Rodrigo Fonseca
Tá um primor o pacotão de ofertas do Telecine online, que pode ser adquirido como plus pelos assinantes da Amazon Prime por uma bagatela, e oferece em seu acervo desde o ganhador do Leopardo de Ouro de 2022 (“Regra 34”, de Julia Murat) ao horror cool “Pearl”, com Mia Goth. É atração que não falta mais, incluindo a chance de novíssimas gerações conferirem o melhor de Sofia Coppola, com “Encontros e Desencontros”, que celebra seus 20 anos agora. Mas há um título que SEMPRE merece mimo: “Druk – Mais Uma Rodada”. É Thomas Vinterberg no apogeu. Em 2020, no momento em que a pandemia assombrava o mundo e nos trancafiava em sucessivos lockdowns, o exercício autoral mais tocante (e etílico) da obra do realizador dinamarquês, responsável por joias como “Submarino” (2010), quase foi solapado pela covid, mas deu um jeito de se reinventar.

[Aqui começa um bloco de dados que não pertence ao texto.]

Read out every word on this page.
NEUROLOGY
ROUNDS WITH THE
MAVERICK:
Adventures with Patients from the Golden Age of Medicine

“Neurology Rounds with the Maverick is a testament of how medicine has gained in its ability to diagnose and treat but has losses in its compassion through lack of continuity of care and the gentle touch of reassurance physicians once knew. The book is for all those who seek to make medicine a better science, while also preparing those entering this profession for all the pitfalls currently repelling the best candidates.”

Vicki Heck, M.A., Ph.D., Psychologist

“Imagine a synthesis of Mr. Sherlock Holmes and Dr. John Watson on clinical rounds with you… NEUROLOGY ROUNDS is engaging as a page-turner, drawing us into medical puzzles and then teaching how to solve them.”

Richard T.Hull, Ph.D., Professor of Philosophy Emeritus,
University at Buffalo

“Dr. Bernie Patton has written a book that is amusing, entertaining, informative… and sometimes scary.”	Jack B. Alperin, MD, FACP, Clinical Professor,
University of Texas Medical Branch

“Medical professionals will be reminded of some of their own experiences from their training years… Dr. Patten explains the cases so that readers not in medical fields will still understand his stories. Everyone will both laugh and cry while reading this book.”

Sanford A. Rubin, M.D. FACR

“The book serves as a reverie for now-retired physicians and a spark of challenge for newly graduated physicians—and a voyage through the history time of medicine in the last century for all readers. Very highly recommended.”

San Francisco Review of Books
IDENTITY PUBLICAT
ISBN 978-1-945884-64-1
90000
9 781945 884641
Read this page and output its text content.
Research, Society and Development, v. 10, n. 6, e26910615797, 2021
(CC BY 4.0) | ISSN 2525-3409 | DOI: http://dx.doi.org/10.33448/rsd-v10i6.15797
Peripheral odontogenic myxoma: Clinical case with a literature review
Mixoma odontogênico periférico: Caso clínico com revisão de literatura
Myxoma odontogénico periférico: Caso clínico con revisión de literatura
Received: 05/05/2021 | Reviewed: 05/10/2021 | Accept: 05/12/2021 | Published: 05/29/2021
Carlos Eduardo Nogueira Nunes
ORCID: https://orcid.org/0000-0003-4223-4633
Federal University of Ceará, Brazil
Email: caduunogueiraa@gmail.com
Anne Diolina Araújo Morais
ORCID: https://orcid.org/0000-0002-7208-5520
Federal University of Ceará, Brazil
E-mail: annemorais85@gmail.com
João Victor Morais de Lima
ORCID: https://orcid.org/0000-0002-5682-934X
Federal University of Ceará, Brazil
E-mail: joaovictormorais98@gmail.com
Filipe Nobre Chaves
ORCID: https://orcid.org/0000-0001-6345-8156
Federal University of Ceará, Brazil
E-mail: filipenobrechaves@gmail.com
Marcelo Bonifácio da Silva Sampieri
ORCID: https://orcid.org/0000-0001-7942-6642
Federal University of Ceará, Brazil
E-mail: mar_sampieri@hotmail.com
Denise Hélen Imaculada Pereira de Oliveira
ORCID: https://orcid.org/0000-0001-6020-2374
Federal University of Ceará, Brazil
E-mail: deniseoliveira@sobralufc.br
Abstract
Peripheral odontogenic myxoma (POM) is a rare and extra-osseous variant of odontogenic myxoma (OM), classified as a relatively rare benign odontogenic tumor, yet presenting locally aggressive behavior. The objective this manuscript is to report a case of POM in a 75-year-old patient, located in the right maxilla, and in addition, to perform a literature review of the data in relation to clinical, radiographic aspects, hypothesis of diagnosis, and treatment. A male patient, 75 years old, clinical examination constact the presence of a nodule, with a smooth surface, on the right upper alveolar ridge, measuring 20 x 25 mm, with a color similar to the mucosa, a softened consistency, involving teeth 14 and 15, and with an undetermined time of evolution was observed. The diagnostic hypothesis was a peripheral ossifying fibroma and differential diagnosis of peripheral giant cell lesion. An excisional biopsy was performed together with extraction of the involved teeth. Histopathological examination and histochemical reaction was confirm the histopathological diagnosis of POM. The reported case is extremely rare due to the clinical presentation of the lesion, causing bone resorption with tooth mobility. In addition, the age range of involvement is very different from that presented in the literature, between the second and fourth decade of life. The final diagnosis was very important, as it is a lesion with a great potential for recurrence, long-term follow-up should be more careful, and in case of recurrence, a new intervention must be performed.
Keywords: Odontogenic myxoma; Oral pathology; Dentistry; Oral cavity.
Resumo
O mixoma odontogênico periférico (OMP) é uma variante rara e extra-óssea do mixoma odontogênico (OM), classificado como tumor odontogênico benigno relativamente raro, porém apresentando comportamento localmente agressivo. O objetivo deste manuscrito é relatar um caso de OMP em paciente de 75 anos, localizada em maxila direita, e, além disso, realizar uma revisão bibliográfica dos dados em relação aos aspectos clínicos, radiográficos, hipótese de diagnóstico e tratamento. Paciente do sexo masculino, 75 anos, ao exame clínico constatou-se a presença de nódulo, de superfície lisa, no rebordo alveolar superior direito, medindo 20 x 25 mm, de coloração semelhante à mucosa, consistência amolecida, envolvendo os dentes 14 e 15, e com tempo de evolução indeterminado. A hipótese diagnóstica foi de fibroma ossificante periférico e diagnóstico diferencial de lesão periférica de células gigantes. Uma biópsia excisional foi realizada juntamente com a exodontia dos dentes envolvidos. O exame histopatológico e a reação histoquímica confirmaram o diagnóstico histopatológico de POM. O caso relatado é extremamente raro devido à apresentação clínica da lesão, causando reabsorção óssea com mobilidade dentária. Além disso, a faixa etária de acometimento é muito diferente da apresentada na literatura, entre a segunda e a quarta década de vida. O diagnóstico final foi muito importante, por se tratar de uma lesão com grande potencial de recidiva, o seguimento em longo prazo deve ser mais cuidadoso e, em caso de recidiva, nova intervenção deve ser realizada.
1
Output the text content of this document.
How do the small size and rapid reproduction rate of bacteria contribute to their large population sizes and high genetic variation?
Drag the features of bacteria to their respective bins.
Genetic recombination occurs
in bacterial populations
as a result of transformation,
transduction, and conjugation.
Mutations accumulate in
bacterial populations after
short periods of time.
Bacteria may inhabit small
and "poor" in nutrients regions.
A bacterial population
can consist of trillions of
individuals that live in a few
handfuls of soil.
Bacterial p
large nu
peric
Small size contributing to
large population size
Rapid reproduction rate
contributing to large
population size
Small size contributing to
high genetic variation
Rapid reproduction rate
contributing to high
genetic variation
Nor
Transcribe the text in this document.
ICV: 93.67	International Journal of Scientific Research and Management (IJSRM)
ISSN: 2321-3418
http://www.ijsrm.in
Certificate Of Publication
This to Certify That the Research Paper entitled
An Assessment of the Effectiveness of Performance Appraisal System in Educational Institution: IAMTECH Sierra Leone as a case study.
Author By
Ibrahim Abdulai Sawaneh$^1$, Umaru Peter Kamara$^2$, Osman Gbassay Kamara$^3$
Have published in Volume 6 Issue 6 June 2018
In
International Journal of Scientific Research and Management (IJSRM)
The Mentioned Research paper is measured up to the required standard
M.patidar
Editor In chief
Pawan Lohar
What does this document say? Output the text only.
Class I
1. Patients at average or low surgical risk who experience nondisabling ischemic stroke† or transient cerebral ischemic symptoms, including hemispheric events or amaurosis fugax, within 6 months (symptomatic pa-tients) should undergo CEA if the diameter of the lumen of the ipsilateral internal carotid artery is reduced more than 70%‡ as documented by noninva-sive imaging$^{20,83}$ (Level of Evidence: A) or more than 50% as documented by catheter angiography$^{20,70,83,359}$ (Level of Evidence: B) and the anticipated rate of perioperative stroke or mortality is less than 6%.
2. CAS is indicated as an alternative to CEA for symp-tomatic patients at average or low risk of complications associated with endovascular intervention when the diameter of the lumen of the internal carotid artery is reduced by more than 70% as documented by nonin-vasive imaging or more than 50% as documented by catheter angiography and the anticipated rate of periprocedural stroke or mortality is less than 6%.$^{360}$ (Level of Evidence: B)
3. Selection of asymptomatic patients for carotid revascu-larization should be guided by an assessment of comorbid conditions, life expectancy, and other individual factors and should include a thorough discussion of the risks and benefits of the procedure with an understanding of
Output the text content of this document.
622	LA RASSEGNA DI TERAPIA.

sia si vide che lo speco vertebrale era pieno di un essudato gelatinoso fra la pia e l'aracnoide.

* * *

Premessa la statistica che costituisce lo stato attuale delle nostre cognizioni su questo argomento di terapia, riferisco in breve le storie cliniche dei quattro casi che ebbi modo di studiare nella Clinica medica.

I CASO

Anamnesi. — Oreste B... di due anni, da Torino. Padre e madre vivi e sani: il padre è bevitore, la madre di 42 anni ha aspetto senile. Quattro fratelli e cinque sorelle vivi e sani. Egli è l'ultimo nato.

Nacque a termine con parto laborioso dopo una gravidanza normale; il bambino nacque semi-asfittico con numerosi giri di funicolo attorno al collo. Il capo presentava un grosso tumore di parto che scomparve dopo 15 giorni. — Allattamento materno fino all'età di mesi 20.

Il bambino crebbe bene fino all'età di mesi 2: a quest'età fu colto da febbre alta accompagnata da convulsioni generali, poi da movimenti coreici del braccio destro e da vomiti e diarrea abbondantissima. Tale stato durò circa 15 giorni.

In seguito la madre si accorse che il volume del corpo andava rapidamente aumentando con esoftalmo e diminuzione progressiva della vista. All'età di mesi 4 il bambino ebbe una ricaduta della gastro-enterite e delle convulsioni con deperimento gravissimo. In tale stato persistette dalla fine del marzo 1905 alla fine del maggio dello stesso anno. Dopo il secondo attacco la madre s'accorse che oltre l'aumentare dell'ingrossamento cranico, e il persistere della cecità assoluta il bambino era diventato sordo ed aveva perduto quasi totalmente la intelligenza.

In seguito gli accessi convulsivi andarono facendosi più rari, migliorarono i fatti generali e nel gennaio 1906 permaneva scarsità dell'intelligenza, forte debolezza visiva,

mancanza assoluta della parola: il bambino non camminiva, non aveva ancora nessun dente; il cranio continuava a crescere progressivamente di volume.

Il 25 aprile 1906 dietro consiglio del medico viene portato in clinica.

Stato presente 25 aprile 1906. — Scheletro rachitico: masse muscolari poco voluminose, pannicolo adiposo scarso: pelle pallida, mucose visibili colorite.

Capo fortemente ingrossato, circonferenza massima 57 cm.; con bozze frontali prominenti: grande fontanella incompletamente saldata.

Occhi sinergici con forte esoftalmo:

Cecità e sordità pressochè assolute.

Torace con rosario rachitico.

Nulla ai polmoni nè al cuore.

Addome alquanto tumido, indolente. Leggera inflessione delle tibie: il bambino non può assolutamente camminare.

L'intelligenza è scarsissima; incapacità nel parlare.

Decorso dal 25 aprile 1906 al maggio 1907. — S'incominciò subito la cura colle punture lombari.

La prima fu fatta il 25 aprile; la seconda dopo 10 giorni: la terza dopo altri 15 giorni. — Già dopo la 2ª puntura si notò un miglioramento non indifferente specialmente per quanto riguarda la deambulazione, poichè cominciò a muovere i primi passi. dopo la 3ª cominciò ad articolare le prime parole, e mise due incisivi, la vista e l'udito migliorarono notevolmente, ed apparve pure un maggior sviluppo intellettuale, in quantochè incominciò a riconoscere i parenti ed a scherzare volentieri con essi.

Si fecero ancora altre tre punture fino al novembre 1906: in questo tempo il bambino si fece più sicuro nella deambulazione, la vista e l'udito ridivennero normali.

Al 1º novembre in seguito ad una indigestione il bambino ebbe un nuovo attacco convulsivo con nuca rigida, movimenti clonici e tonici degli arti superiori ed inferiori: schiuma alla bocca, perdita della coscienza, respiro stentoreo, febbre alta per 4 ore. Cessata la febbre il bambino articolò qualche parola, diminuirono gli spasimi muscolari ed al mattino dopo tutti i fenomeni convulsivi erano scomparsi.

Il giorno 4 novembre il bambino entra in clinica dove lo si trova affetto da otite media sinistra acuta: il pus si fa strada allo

Chegou a ser selecionado para Cannes, mas o festival dos festivais não teve como ser realizado. O jeito foi pular para os grandes eventos de setembro – TIFF: Toronto Film Festival, no Canadá, e San Sebastián, na Espanha. De lá, de terras ibéricas, ele só fez bombar.
Chancelado para a posteridade por 50 prêmios relevantes, entre eles o Oscar de Melhor Filme Internacional, esta dramédia hilária (mas aberta a ressacas) foi coroada com uma bilheteria de US$ 12 milhões. Sua feitura é o triunfo da resiliência de um realizador no apogeu de seu ímpeto criativo. Vinterberg seguiu com suas filmagens sem se deixou dobrar pela mais dura e irreparável das tragédias pessoais: a perda de uma filha. Em 2019, no quarto dia de rodagem de “Druk – Mais Uma Rodada”, num set repleto dos amigos com quem vem trabalhando desde os tempos do Dogma 95 e do cult “Festa de Família” (1998), o cineasta recebeu de uma ligação sua ex-mulher, Maria. A chamada lhe tirou o sorriso e o chão sob os pés. Naquele dia, a filha deles, Ida, de 19 anos, havia morrido, vítima de um acidente de trânsito. Imerso em um projeto que define como “um ensaio sobre a perseverança em meio aos excessos”, o realizador pensou em parar tudo, imerso no luto. Estava destroçado pela lembrança da garota pela recordação de que um dos papéis principais foi escrito para a jovem. Seria a estreia de Ida nas telas, em uma personagem de peso. Parte do longa-metragem seria rodado na escola da moça, com colegas da menina como figurantes. Parceiro do diretor no arrebatador “A Caça” (2012), o ator Mads Mikkelsen esteve ao lado do cineasta todo tempo e foi a primeira pessoa a ouvi-lo dizer: “Não faz sentido a gente não continuar”. Foi ainda um dos primeiros a apoiá-lo na aventura de rodar aquela narrativa sobre parcerias.
Num encontro com a imprensa, durante o 68º Festival de San Sebastián, há três anos, Vinterberg explicou que Ida amava aquela história, batizada mundialmente de “Another Round”. Trata-se de um argumento sobre volta por cima. Mais do que isso, é um filme que afronta o moralismo de modo prospectivo e corajoso, celebrando o companheirismo. O alicerce para as reflexões libertárias de Vinterberg é a luta de um professor de História, Martin, para reinventar sua surrada rotina. Esculhambado por estudantes e ignorado por sua mulher e seus filhos, ele vai se une a uns amigos num experimento regado a álcool como forma de superar sua frustração. A ideia é mandar goela adentro, dia a dia, um percentual bem generoso de Caninha da Roça. E de vodca. E de vinho. E de cerveja. E de tudo que faça um trocar de pernas.
Ovacionada em San Sebastián, a produção saiu de lá com um prêmio coletivo para seus atores: Mikkelsen (que vive Martin), Thomas Bo Larsen, Magnus Millang e Lars Ranthe. Lá consagrou-se a antológica sequência em que Mikkelsen dança ao som da canção “What a Life”, gravada por Scarlet Pleasure, num brinde à vida. É uma música que gruda nos tímpanos. Que bom que o Telecine tá a mil no streaming, como segue estando no cabo.